Cardiac magnetic resonance (CMR) can help identify patients with pericarditis who would otherwise fall through diagnostic cracks – while also ruling it out in nearly half of those initially labelled with the condition, new data show.
Published in Heart [link here], the study offers strong real-world support for the 2025 European Society of Cardiology (ESC) guideline update, which formally recognises CMR as a diagnostic criterion for pericarditis. The findings also point to a more nuanced, individualised diagnostic approach – particularly in patients with persistent or ambiguous symptoms, say a team of investigators from Australia, Canada and Switzerland, including lead investigator, cardiologist Dr Christopher Naoum from Concord Hospital in Sydney.
Among 2530 patients referred for CMR at a US tertiary centre, 88 were evaluated specifically for suspected pericarditis or myopericarditis. Of those, 43 (49%) had scan-confirmed pericardial inflammation, while 45 (51%) did not. Notably, almost one-third (13/43, 30%) of those with positive CMR findings did not meet the 2015 ESC clinical criteria for diagnosis – highlighting the risk of underdiagnosis in patients with atypical or subacute disease, say the researchers. Conversely, nearly half (24/45, 47%) of those with negative scans had met the clinical criteria.

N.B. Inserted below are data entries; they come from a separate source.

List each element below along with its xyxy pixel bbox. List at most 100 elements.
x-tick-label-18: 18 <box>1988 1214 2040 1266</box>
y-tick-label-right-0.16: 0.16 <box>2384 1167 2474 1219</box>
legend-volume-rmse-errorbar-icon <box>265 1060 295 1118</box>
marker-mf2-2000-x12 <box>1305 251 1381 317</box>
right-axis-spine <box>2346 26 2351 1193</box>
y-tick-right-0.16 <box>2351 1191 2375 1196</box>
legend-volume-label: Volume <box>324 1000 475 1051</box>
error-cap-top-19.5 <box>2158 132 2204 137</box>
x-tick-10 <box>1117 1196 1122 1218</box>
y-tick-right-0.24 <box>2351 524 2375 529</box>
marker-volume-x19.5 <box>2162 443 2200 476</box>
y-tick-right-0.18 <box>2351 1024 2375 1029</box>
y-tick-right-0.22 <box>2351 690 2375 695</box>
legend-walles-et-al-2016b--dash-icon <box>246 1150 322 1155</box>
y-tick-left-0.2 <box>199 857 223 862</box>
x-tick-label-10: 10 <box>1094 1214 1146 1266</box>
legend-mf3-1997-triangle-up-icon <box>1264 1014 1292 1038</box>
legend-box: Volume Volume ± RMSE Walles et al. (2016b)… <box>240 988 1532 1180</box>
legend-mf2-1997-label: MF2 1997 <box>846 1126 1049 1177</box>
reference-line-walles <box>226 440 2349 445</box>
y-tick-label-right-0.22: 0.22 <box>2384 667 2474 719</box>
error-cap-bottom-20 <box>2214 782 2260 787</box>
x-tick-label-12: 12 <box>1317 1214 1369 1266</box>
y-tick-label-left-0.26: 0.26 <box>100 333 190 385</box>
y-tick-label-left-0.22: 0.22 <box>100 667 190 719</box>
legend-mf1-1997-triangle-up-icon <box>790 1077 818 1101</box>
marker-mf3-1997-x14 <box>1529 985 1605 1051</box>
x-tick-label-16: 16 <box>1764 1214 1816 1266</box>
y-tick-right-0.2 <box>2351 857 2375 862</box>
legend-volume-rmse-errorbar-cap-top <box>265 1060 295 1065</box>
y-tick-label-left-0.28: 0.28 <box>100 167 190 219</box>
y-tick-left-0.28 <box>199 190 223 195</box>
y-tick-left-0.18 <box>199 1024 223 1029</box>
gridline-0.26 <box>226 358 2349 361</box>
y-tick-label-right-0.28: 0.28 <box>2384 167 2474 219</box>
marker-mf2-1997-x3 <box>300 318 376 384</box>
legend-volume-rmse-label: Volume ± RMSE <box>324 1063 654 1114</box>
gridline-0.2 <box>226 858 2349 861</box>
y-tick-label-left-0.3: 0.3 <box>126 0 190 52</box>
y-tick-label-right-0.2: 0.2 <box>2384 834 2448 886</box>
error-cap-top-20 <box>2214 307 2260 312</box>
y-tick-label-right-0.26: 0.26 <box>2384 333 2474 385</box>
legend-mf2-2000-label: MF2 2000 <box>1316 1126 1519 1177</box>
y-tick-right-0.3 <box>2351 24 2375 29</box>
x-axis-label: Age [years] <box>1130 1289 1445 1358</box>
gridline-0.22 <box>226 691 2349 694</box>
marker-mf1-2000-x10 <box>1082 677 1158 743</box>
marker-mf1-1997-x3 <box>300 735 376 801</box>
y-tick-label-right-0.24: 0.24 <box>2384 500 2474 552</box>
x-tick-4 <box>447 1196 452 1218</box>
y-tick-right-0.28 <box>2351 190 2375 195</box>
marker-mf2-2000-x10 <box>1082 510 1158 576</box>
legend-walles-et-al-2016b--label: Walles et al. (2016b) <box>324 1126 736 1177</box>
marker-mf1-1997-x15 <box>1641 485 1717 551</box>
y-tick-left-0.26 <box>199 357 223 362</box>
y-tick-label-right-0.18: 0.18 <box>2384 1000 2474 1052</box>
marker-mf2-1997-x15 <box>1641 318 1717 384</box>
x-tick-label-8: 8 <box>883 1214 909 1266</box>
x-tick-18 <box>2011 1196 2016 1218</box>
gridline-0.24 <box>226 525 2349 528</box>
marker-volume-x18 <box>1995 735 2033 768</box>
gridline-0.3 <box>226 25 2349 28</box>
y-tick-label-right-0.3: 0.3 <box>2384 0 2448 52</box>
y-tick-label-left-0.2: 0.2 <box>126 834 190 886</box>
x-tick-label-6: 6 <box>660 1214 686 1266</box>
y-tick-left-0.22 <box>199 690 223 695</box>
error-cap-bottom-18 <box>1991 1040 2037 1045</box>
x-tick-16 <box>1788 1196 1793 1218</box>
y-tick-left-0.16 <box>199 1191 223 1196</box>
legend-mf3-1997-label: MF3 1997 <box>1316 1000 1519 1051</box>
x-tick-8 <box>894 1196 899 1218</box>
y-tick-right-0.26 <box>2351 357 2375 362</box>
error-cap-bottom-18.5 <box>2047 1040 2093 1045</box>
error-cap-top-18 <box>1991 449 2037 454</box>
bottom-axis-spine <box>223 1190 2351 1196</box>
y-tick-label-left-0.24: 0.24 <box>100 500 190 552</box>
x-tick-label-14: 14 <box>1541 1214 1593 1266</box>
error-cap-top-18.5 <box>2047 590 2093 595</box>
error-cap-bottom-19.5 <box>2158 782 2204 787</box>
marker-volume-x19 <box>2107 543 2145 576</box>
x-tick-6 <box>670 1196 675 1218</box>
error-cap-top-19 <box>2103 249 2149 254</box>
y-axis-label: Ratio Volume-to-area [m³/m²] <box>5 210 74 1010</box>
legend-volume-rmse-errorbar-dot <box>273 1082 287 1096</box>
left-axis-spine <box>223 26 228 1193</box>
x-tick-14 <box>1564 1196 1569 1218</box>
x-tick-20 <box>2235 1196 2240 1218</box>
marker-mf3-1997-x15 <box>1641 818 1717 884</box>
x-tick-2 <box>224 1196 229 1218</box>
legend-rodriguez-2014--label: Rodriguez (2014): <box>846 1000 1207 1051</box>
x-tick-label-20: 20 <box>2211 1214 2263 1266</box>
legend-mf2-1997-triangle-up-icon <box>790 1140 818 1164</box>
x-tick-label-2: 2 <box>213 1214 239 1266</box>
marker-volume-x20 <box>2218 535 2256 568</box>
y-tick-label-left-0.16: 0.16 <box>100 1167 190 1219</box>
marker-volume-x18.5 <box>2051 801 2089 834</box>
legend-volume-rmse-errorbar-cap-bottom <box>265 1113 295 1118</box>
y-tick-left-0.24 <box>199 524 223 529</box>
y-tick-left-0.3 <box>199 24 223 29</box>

Importantly, those with CMR-confirmed pericarditis who lacked clinical signs had similar disease severity on imaging to those who did meet diagnostic criteria. This subgroup also had significantly lower rates of chest pain and ECG changes – possibly reflecting less myocardial involvement and a greater prevalence of non-idiopathic or subacute presentations, investigators said.
“Our data demonstrate that in those patients without sufficient clinical evidence, CMR can have a huge impact on securing the diagnosis,” the authors wrote. Suspicion may be raised in the context of an atypical, subacute presentation, pericardial effusion or unexplained elevated CRP”.
They also suggested that these patients may represent a non-inflammatory phenotype, which has been previously described, although the pathogenesis and relevant biomarkers of this condition remain under investigation.
Pericardial effusion and elevated C-reactive protein (CRP) emerged as the strongest predictors of pericardial inflammation on imaging. Patients with moderate-to-severe late gadolinium enhancement (LGE) had a median CRP of 178 mg/L (IQR 98–253) and effusions in 88% of cases – compared to a CRP of 35 mg/L (IQR 7–63) and effusions in just 19% of those with minimal or mild enhancement (p < 0.05 for both). A CRP level above 50 mg/L had a moderate predictive value for CMR-positivity, with 56% sensitivity and 84% specificity.
“These markers can help clinicians triage which patients may benefit from CMR, particularly when symptoms are unclear or persistent,” the authors said.
CMR also proved valuable in excluding pericarditis where clinical signs were present but no inflammation was found on imaging. Among these patients, the most common alternate diagnoses were myocarditis or a normal scan – allowing for more confident de-escalation or discontinuation of anti-inflammatory therapy, the team proposed.
“CMR differentiated pericarditis from myocarditis on the overlapping spectrum of inflammatory myopericardial syndromes, and also from other causes of chest pain or cardiomyopathies,” the researchers noted – with alternative findings present in 18% of CMR-negative cases.
While the retrospective, single-centre study has limitations – including potential referral bias and non-standardised assessment of clinical signs – the authors argue their findings support a more prominent role for CMR in routine diagnostic pathways.
“These real-world data provide further evidence in support of the new 2025 ESC guidelines,” they concluded.